Karena kepercayaan purba yang dianutnya tak diakui Pemerintah, dirinya sering merasa kesulitan saat akan mengurus dokumen seperti KTP dan dokumen lainnya. Bahkan, sekolah dimana ia belajar juga tega melakukan hal yang serupa. Untuk hal sederhana seperti pembuatan kartu OSIS, dirinya bahkan disuruh untuk memilih agama lain diluar kepercayaan miliknya agar kartu tersebut bisa segera diterbitkan.
Kerap dibully karena dipandang ‘berbeda’
Kehidupan sekolah yang beraneka ragam dan majemuk, seolah tak pernah memberi ruang gerak yang luas bagi seorang Anih Kurniasih. Hanya karena berbeda sudut pandang dari agama yang diakui secara resmi oleh Pemerintah, membuat dirinya dilihat sebagai sosok gadis yang unik diantara lainnya. Yang miris, ia pun kerap menerima cacian bahkan bully-an dari teman-teman di sekolahnya.
Salah satu bentuknya adalah ketika dirinya dipaksa untuk berdiri di depan kelas dan ditanyai tentang identitas serta kepercayaan yang dianutnya. Bahkan ia juga kerap disuruh untuk menjelaskan, bagaimana dirinya memanggil Tuhan dan tata cara beribadah dalam kepercayaan yang dianutnya. Tak jarang, ia juga sering menerima bentuk pelecehan secara verbal yang membuatnya tak nyaman berada di Sekolah. Dalam pelajaran agama pun, dirinya terpaksa menerima agama Katolik karena pihak sekolah tidak mengajarkan agama Sunda Wiwitan.
Diskriminasi keluarga dan keputusan Pemerintah yang belum terealisasi
Tak hanya dirinya, bahkan sang ibu pun harus kerepotan dalam mengurus akta kelahiran milik anak-anak mereka. Alhasil, Anih pun hingga saat ini belum memiliki akta lahir secara sah dari Dinas terkait. Bahkan, pihak administrasi menyarankan agar kedua orang tuanya yang menikah secara adat, agar melakukan pernikahan ulang di KUA agar memiliki akta nikah resmi dari negara.

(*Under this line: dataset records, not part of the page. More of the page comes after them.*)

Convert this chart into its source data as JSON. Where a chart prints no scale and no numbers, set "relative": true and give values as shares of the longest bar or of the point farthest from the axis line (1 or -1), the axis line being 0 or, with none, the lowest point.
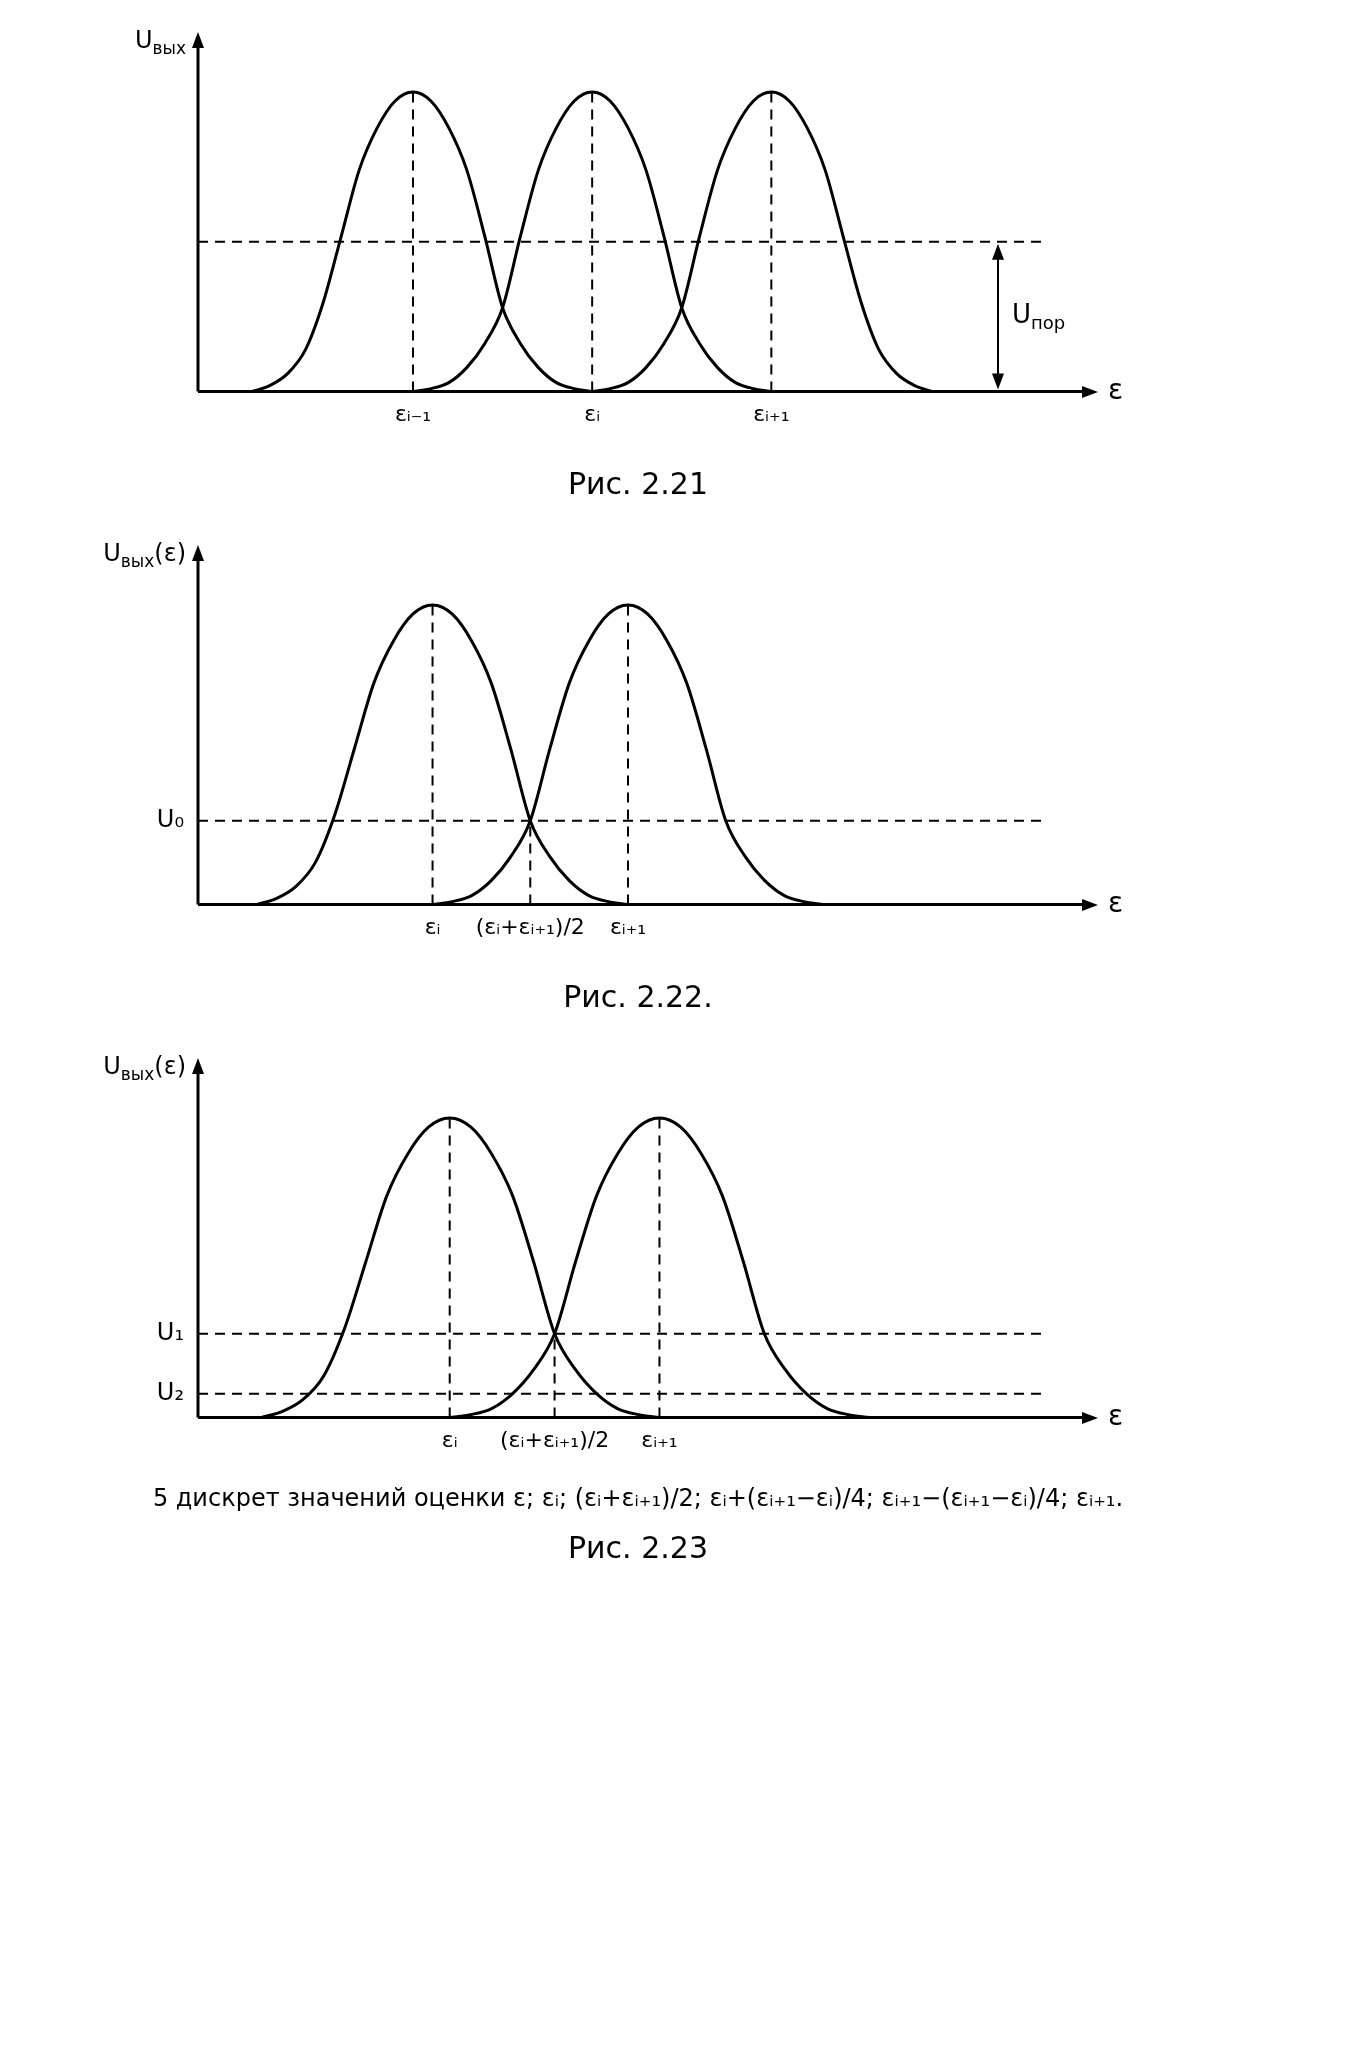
{
  "chart_data": [
    {
      "type": "line",
      "title": "Рис. 2.21",
      "xlabel": "ε",
      "ylabel": "U$_{вых}$",
      "relative": true,
      "tick_labels": "x",
      "line_style": "solid",
      "marker": "none",
      "categories": [
        null,
        null,
        null,
        null,
        null,
        null,
        null,
        null,
        null,
        null,
        null,
        null,
        "εᵢ₋₁",
        null,
        null,
        null,
        null,
        null,
        null,
        null,
        null,
        null,
        "εᵢ",
        null,
        null,
        null,
        null,
        null,
        null,
        null,
        null,
        null,
        "εᵢ₊₁",
        null,
        null,
        null,
        null,
        null,
        null,
        null,
        null,
        null,
        null,
        null,
        null,
        null,
        null,
        null,
        null
      ],
      "series": [
        {
          "color": "#000000",
          "values": [
            null,
            null,
            null,
            0,
            0.02,
            0.06,
            0.14,
            0.3,
            0.52,
            0.74,
            0.88,
            0.97,
            1,
            0.97,
            0.88,
            0.74,
            0.52,
            0.28,
            0.16,
            0.08,
            0.03,
            0.01,
            0,
            null,
            null,
            null,
            null,
            null,
            null,
            null,
            null,
            null,
            null,
            null,
            null,
            null,
            null,
            null,
            null,
            null,
            null,
            null,
            null,
            null,
            null,
            null,
            null,
            null,
            null
          ]
        },
        {
          "color": "#000000",
          "values": [
            null,
            null,
            null,
            null,
            null,
            null,
            null,
            null,
            null,
            null,
            null,
            null,
            0,
            0.01,
            0.03,
            0.08,
            0.16,
            0.28,
            0.52,
            0.74,
            0.88,
            0.97,
            1,
            0.97,
            0.88,
            0.74,
            0.52,
            0.28,
            0.16,
            0.08,
            0.03,
            0.01,
            0,
            null,
            null,
            null,
            null,
            null,
            null,
            null,
            null,
            null,
            null,
            null,
            null,
            null,
            null,
            null,
            null
          ]
        },
        {
          "color": "#000000",
          "values": [
            null,
            null,
            null,
            null,
            null,
            null,
            null,
            null,
            null,
            null,
            null,
            null,
            null,
            null,
            null,
            null,
            null,
            null,
            null,
            null,
            null,
            null,
            0,
            0.01,
            0.03,
            0.08,
            0.16,
            0.28,
            0.52,
            0.74,
            0.88,
            0.97,
            1,
            0.97,
            0.88,
            0.74,
            0.52,
            0.3,
            0.14,
            0.06,
            0.02,
            0,
            null,
            null,
            null,
            null,
            null,
            null,
            null
          ]
        }
      ],
      "ref_lines": [
        {
          "axis": "y",
          "value": 0.5,
          "line_style": "dashed"
        },
        {
          "axis": "x",
          "value": "εᵢ₋₁",
          "line_style": "dashed"
        },
        {
          "axis": "x",
          "value": "εᵢ",
          "line_style": "dashed"
        },
        {
          "axis": "x",
          "value": "εᵢ₊₁",
          "line_style": "dashed"
        }
      ],
      "annotations": [
        {
          "text": "U$_{пор}$",
          "y": 0.5
        }
      ]
    },
    {
      "type": "line",
      "title": "Рис. 2.22.",
      "xlabel": "ε",
      "ylabel": "U$_{вых}$(ε)",
      "relative": true,
      "tick_labels": "x",
      "line_style": "solid",
      "marker": "none",
      "categories": [
        null,
        null,
        null,
        null,
        null,
        null,
        null,
        null,
        null,
        null,
        null,
        null,
        "εᵢ",
        null,
        null,
        null,
        null,
        "(εᵢ+εᵢ₊₁)/2",
        null,
        null,
        null,
        null,
        "εᵢ₊₁",
        null,
        null,
        null,
        null,
        null,
        null,
        null,
        null,
        null,
        null,
        null,
        null,
        null,
        null,
        null,
        null,
        null,
        null,
        null,
        null,
        null,
        null
      ],
      "series": [
        {
          "color": "#000000",
          "values": [
            null,
            null,
            null,
            0,
            0.02,
            0.06,
            0.14,
            0.3,
            0.52,
            0.74,
            0.88,
            0.97,
            1,
            0.97,
            0.88,
            0.74,
            0.52,
            0.28,
            0.16,
            0.08,
            0.03,
            0.01,
            0,
            null,
            null,
            null,
            null,
            null,
            null,
            null,
            null,
            null,
            null,
            null,
            null,
            null,
            null,
            null,
            null,
            null,
            null,
            null,
            null,
            null,
            null
          ]
        },
        {
          "color": "#000000",
          "values": [
            null,
            null,
            null,
            null,
            null,
            null,
            null,
            null,
            null,
            null,
            null,
            null,
            0,
            0.01,
            0.03,
            0.08,
            0.16,
            0.28,
            0.52,
            0.74,
            0.88,
            0.97,
            1,
            0.97,
            0.88,
            0.74,
            0.52,
            0.28,
            0.16,
            0.08,
            0.03,
            0.01,
            0,
            null,
            null,
            null,
            null,
            null,
            null,
            null,
            null,
            null,
            null,
            null,
            null
          ]
        }
      ],
      "ref_lines": [
        {
          "axis": "y",
          "value": 0.28,
          "label": "U₀",
          "line_style": "dashed"
        },
        {
          "axis": "x",
          "value": "εᵢ",
          "line_style": "dashed"
        },
        {
          "axis": "x",
          "value": "(εᵢ+εᵢ₊₁)/2",
          "line_style": "dashed"
        },
        {
          "axis": "x",
          "value": "εᵢ₊₁",
          "line_style": "dashed"
        }
      ]
    },
    {
      "type": "line",
      "title": "Рис. 2.23",
      "xlabel": "ε",
      "ylabel": "U$_{вых}$(ε)",
      "relative": true,
      "tick_labels": "x",
      "line_style": "solid",
      "marker": "none",
      "categories": [
        null,
        null,
        null,
        null,
        null,
        null,
        null,
        null,
        null,
        null,
        null,
        null,
        "εᵢ",
        null,
        null,
        null,
        null,
        "(εᵢ+εᵢ₊₁)/2",
        null,
        null,
        null,
        null,
        "εᵢ₊₁",
        null,
        null,
        null,
        null,
        null,
        null,
        null,
        null,
        null,
        null,
        null,
        null,
        null,
        null,
        null,
        null,
        null,
        null,
        null
      ],
      "series": [
        {
          "color": "#000000",
          "values": [
            null,
            null,
            null,
            0,
            0.02,
            0.06,
            0.14,
            0.3,
            0.52,
            0.74,
            0.88,
            0.97,
            1,
            0.97,
            0.88,
            0.74,
            0.52,
            0.28,
            0.16,
            0.08,
            0.03,
            0.01,
            0,
            null,
            null,
            null,
            null,
            null,
            null,
            null,
            null,
            null,
            null,
            null,
            null,
            null,
            null,
            null,
            null,
            null,
            null,
            null
          ]
        },
        {
          "color": "#000000",
          "values": [
            null,
            null,
            null,
            null,
            null,
            null,
            null,
            null,
            null,
            null,
            null,
            null,
            0,
            0.01,
            0.03,
            0.08,
            0.16,
            0.28,
            0.52,
            0.74,
            0.88,
            0.97,
            1,
            0.97,
            0.88,
            0.74,
            0.52,
            0.28,
            0.16,
            0.08,
            0.03,
            0.01,
            0,
            null,
            null,
            null,
            null,
            null,
            null,
            null,
            null,
            null
          ]
        }
      ],
      "ref_lines": [
        {
          "axis": "y",
          "value": 0.28,
          "label": "U₁",
          "line_style": "dashed"
        },
        {
          "axis": "y",
          "value": 0.08,
          "label": "U₂",
          "line_style": "dashed"
        },
        {
          "axis": "x",
          "value": "εᵢ",
          "line_style": "dashed"
        },
        {
          "axis": "x",
          "value": "(εᵢ+εᵢ₊₁)/2",
          "line_style": "dashed"
        },
        {
          "axis": "x",
          "value": "εᵢ₊₁",
          "line_style": "dashed"
        }
      ],
      "annotations": [
        "5 дискрет значений оценки ε; εᵢ; (εᵢ+εᵢ₊₁)/2; εᵢ+(εᵢ₊₁−εᵢ)/4; εᵢ₊₁−(εᵢ₊₁−εᵢ)/4; εᵢ₊₁."
      ]
    }
  ]
}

Karena kondisi tersebut dinilai tidak nyaman bagi diri dan keluarganya, Anih beserta pemuka agama Sunda Wiwitan lainnya, pernah mendatangi kantor DPRD Kuningan untuk mendiskusikan masalah tersebut. Ia bahkan sempat bertanya tentang seberapa penting kolom agama bagi individu yang bersangkutan. Meski Pemerintah telah merealisasikan hak-hak mereka, Anih hingga saat ini masuh belum bisa memiliki akta lahir secara sah. Bahkan, Kolom agama di KTP-nya msih diberi tanda strip.

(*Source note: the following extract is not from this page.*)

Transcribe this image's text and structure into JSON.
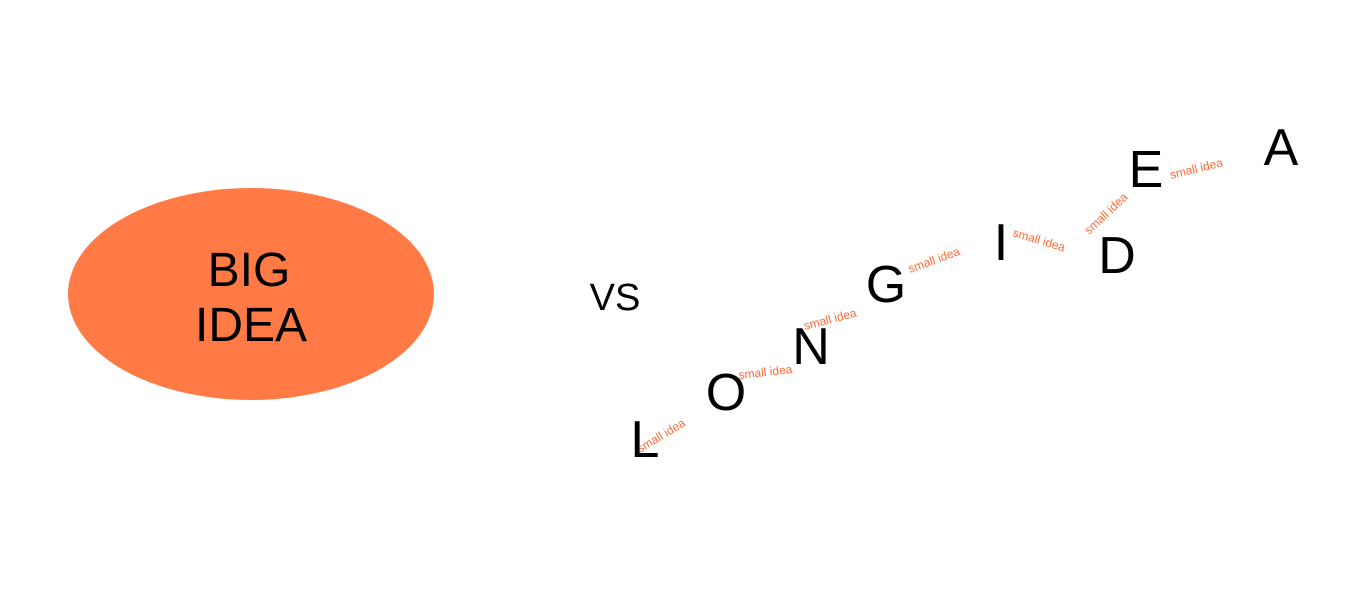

Sekilas tentang kepercayaan Sunda Wiwitan
Dalam penelusuran sejarah, penganut kepercayaan ini melakukan ritual pemujaan terhadap kekuatan alam dan leluhur. Bisa dibilang, kepercayaan ini merupakan aliran animisme dan dinamisme yang menjadi agama asli masyarakat Sunda sejak zaman dahulu. Bahkan sebelum pengaruh Islam dan Hindu masuk ke tanah Nusantara, agama ini menjadi mayoritas penduduk pada saat itu.
Agama ini banyak ditemukan oleh masyarakat yang tinggal di daerah pedesaan Provinsi Banten, dan Jawa Barat seperti Lebak, Kanekes, Kuningan, Cigugur, Cirebon, Cisolok dan Sukabumi. Agama ini juga mempunyai sebuah kitab yang bernama Sanghyang siksakanda ng karesian yang berasal dari zaman kerajaan Sunda. Isi dari kitab tersebut berisi tentang ajaran agama, tuntunan moral hingga budi pekerti. Oleh Perpustakaan Nasional, kitab tersebut disebut Kropak 630.
Meski mendapatkan perlakuan tidak enak dan diskriminasi, sosok Anih Kurniasih masih tetap berpegang teguh pada pendiriannya. Yang mengharukan, ia ingin tetap melestarikan dari apa yang telah diwariskan oleh leluhur dan orang tuanya hingga saat ini. Semoga apa yang terjadi pada Anih, tidak terulang kembali, khususnya pada generasi muda saat ini yang kerap berseteru hanya karena perbedaan kepercayaan dalam beragama.